One source said a view shared by a number of those present was that, while some aspects of the Bill may be challenged in future, the Bill in its entirety should stand and should not be referred to the Supreme Court.

Mr Higgins has given himself 24 hours to make his decision and plans to make his opinion known today.

The legislation, the international protection Bill 2015, aims to streamline the application process for asylum seekers. The President was said to be concerned at the guillotine imposed on the legislation, which meant there was limited debate on its provisions in the Dáil and Seanad.

The provisions of the Bill examined by the Council of State regard the definition of the family under sections 56 and 57; the rights of children to have refugee status; and whether section 78 prevents people from seeking asylum in the State. It is understood that the President’s biggest concern is an apparent redefinition of the family in the Bill.

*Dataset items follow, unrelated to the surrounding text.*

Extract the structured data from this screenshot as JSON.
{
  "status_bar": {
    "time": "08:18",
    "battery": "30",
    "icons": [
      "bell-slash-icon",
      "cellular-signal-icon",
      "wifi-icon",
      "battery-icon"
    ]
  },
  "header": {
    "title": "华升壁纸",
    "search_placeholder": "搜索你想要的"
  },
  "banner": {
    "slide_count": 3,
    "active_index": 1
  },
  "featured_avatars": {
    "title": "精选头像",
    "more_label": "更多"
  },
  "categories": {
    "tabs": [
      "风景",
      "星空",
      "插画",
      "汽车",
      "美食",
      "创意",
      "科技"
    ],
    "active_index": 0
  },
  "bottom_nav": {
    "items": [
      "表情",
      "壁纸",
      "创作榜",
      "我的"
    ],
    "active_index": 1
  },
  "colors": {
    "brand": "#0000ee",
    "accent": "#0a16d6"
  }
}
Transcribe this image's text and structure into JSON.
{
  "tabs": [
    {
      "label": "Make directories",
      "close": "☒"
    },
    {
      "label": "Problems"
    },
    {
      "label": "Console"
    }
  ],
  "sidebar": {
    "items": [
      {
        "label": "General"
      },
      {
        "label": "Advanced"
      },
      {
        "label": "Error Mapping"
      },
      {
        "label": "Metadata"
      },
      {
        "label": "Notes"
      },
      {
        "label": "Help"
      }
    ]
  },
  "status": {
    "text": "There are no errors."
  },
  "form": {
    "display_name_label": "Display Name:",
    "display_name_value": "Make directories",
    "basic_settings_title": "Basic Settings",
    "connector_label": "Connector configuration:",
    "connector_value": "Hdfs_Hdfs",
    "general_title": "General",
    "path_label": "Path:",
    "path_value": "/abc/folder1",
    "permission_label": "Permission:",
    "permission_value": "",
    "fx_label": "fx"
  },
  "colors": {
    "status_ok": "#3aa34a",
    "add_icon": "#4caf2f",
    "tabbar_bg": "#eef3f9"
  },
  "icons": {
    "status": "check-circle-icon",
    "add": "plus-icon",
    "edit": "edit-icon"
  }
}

A statement released by Áras an Uachtaráin following the meeting said: “President Michael D Higgins has concluded a meeting of the Council of State in relation to the international protection Bill 2015.

“The President has thanked the members of the Council of State and will take the decision on whether the Bill should be referred to the Supreme Court in the next 24 hours.”

It was only the second time Mr Higgins had asked council to meet, the first being for the Protection of Life During Pregnancy Bill. Also yesterday, he signed another two pieces of legislation – the Electoral (Amendment) Bill and the Planning and Development (Amendment) Bill – into law.